I've been developing a small program that allows you to plot vertices in a graph and compute the shortest path between all of them. i.e. solves the Travelling Salesman Problem. I've programmed in the Simulated Annealing algorithm and the 2-opt algorithm. The problem I'm facing is that the results I get by using SA+2opt aren't any better than regular 2opt.
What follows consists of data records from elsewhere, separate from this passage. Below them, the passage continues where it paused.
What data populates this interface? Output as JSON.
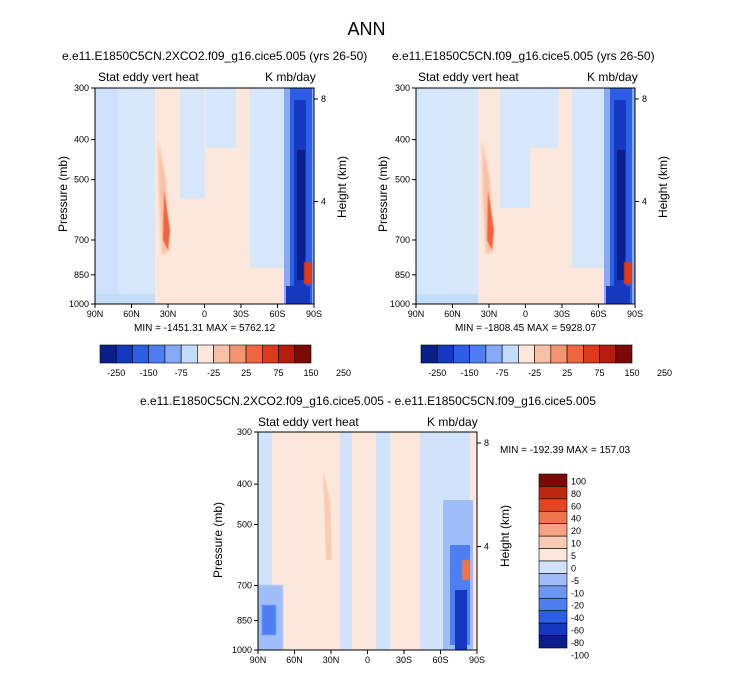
{
  "figure_title": "ANN",
  "colors": {
    "palette_13": [
      "#0a1f8a",
      "#1438c0",
      "#2c5ee6",
      "#4f7ef2",
      "#86aaf5",
      "#c3dcfa",
      "#fce7dc",
      "#f8c1a6",
      "#f49470",
      "#ee6540",
      "#dc3a1c",
      "#b41d0e",
      "#7a0a05"
    ],
    "palette_14": [
      "#0a1f8a",
      "#1438c0",
      "#2c5ee6",
      "#4f7ef2",
      "#6f96f3",
      "#9fbef7",
      "#d1e3fb",
      "#fce7dc",
      "#f9cbb3",
      "#f5a282",
      "#ef744e",
      "#e14722",
      "#bf2710",
      "#7a0a05"
    ]
  },
  "panels": [
    {
      "title": "e.e11.E1850C5CN.2XCO2.f09_g16.cice5.005 (yrs 26-50)",
      "left_label": "Stat eddy vert heat",
      "right_label": "K mb/day",
      "y_axis_label": "Pressure (mb)",
      "y2_axis_label": "Height (km)",
      "stats": "MIN = -1451.31   MAX = 5762.12"
    },
    {
      "title": "e.e11.E1850C5CN.f09_g16.cice5.005 (yrs 26-50)",
      "left_label": "Stat eddy vert heat",
      "right_label": "K mb/day",
      "y_axis_label": "Pressure (mb)",
      "y2_axis_label": "Height (km)",
      "stats": "MIN = -1808.45   MAX = 5928.07"
    },
    {
      "title": "e.e11.E1850C5CN.2XCO2.f09_g16.cice5.005 - e.e11.E1850C5CN.f09_g16.cice5.005",
      "left_label": "Stat eddy vert heat",
      "right_label": "K mb/day",
      "y_axis_label": "Pressure (mb)",
      "y2_axis_label": "Height (km)",
      "stats": "MIN = -192.39   MAX = 157.03"
    }
  ],
  "axes": {
    "x_ticks": [
      "90N",
      "60N",
      "30N",
      "0",
      "30S",
      "60S",
      "90S"
    ],
    "y_ticks": [
      "300",
      "400",
      "500",
      "700",
      "850",
      "1000"
    ],
    "y2_ticks": [
      "8",
      "4"
    ]
  },
  "colorbars": {
    "horizontal_labels": [
      "-250",
      "-150",
      "-75",
      "-25",
      "25",
      "75",
      "150",
      "250"
    ],
    "vertical_labels": [
      "100",
      "80",
      "60",
      "40",
      "20",
      "10",
      "5",
      "0",
      "-5",
      "-10",
      "-20",
      "-40",
      "-60",
      "-80",
      "-100"
    ]
  },
  "chart_data": [
    {
      "type": "heatmap",
      "title": "e.e11.E1850C5CN.2XCO2.f09_g16.cice5.005 (yrs 26-50)",
      "variable": "Stat eddy vert heat",
      "units": "K mb/day",
      "x_range": [
        90,
        -90
      ],
      "x_ticks": [
        "90N",
        "60N",
        "30N",
        "0",
        "30S",
        "60S",
        "90S"
      ],
      "ylim_pressure_mb": [
        1000,
        300
      ],
      "y_scale": "log",
      "y_ticks": [
        300,
        400,
        500,
        700,
        850,
        1000
      ],
      "height_ticks_km": [
        8,
        4
      ],
      "min": -1451.31,
      "max": 5762.12,
      "colorbar_levels": [
        -250,
        -150,
        -75,
        -25,
        25,
        75,
        150,
        250
      ]
    },
    {
      "type": "heatmap",
      "title": "e.e11.E1850C5CN.f09_g16.cice5.005 (yrs 26-50)",
      "variable": "Stat eddy vert heat",
      "units": "K mb/day",
      "x_range": [
        90,
        -90
      ],
      "x_ticks": [
        "90N",
        "60N",
        "30N",
        "0",
        "30S",
        "60S",
        "90S"
      ],
      "ylim_pressure_mb": [
        1000,
        300
      ],
      "y_scale": "log",
      "y_ticks": [
        300,
        400,
        500,
        700,
        850,
        1000
      ],
      "height_ticks_km": [
        8,
        4
      ],
      "min": -1808.45,
      "max": 5928.07,
      "colorbar_levels": [
        -250,
        -150,
        -75,
        -25,
        25,
        75,
        150,
        250
      ]
    },
    {
      "type": "heatmap",
      "title": "e.e11.E1850C5CN.2XCO2.f09_g16.cice5.005 - e.e11.E1850C5CN.f09_g16.cice5.005",
      "variable": "Stat eddy vert heat",
      "units": "K mb/day",
      "x_range": [
        90,
        -90
      ],
      "x_ticks": [
        "90N",
        "60N",
        "30N",
        "0",
        "30S",
        "60S",
        "90S"
      ],
      "ylim_pressure_mb": [
        1000,
        300
      ],
      "y_scale": "log",
      "y_ticks": [
        300,
        400,
        500,
        700,
        850,
        1000
      ],
      "height_ticks_km": [
        8,
        4
      ],
      "min": -192.39,
      "max": 157.03,
      "colorbar_levels": [
        100,
        80,
        60,
        40,
        20,
        10,
        5,
        0,
        -5,
        -10,
        -20,
        -40,
        -60,
        -80,
        -100
      ]
    }
  ]
}
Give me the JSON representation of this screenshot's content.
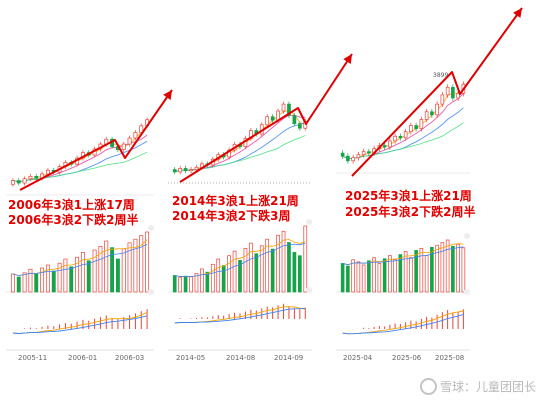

For the initial temperature, I use the average of the length of each edge in the random initial path I create, to be more invariant against rescaling. For the cooling rate, I make it inversely proportional to the number of vertices.
unsigned int dummy_int;
for (unsigned int i = 0; i < N; i++) {
dummy_int = rand() % (N - i);
TSPperm.push_back(vertexset[dummy_int]);
vertexset.erase(vertexset.begin() + dummy_int);
}
vertexset = ID_PERM;
TSPvalue = 0;
for (unsigned int i = 0; i < N; i++) {
TSPvalue += gra.get_weight(TSPperm[i], TSPperm[(i + 1) % N]);
}
tempmax = TSPvalue / N; //Scales temperature to be proportional to the average length of the graph's edges
temp = tempmax;
alpha = exp(-1 / (50 * double(N)));
At each step of the algorithm, I change the target temperature to be proportional to the average edge length of the path I currently have. This is because the edges I have as time passes are much shorter than the edges I have at first. I use the 2-opt swap to obtain neighbour paths and exp(difference/temp) for the acceptance probability.